施昱婕不理解,她明明这么痛,医院才是能让她减轻痛苦的地方,可她为什么要这么执着与回去?
这个问题不好回答,若要说来,可能话不少,夏蝉现在的状况根本没有那个力气去说那么说话,所以她没有回应施昱婕,只是好像一有力气就会叫施昱婕带她回去。
画室那个地方,有什么值得夏蝉这么不死心?除了顾荏之外,哪里还有别的?施昱婕想到这个,心里泛起一阵酸。
“你都这样了,回去做什么?”
这已经不是施昱婕第一遍问夏蝉,可是夏蝉每次被问起这个问题都只是不说话,因为不敢说。可是她不敢,施昱婕就帮她说:“是不是因为顾荏?你不说,是不是因为怕我生气,怕我一气之下就丢下你一个人在医院?”
夏蝉那么痛,却一直没因此掉过泪,偏偏是因为在这脆弱的时候被人看破了她在想谁,因为她想念的那个人,所以哭了。她不再说别的,只一味地哭起来,一边哭一边求着施昱婕带她回去,她说她不痛了,真的不痛了,哪怕她仍旧面色如纸都这样求着施昱婕。

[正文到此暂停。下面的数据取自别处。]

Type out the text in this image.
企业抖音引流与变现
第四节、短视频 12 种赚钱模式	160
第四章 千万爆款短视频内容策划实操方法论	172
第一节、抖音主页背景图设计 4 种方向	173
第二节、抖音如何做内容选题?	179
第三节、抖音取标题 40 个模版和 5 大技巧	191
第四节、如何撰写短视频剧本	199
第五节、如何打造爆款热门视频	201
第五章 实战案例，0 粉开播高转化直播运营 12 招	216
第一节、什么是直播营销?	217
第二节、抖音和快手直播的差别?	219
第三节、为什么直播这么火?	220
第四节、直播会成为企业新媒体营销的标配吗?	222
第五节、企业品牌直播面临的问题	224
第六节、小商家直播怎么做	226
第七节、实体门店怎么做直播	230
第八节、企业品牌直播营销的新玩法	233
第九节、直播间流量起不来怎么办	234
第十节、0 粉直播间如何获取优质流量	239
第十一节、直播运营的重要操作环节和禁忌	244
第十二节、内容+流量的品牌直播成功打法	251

人在病中,总是希望可以得到自己在意的人的关心。即便夏蝉知道她得不到自己想要的关心,可她仍希望明日一早便能见到顾荏,哪怕只是最平常地见到她,这样都足够了。
夏蝉一直努力不哭出声,却让眼泪不停地流。大颗大颗地泪掉在印着医院名字的枕头上,不一会儿浸出了一片水渍。施昱婕看了很心疼,像是就妥协了一样,弯腰靠近她,帮她擦眼泪,然后就那样抱了抱她,说:“你不要哭了,听话。我带你回去,马上就走。”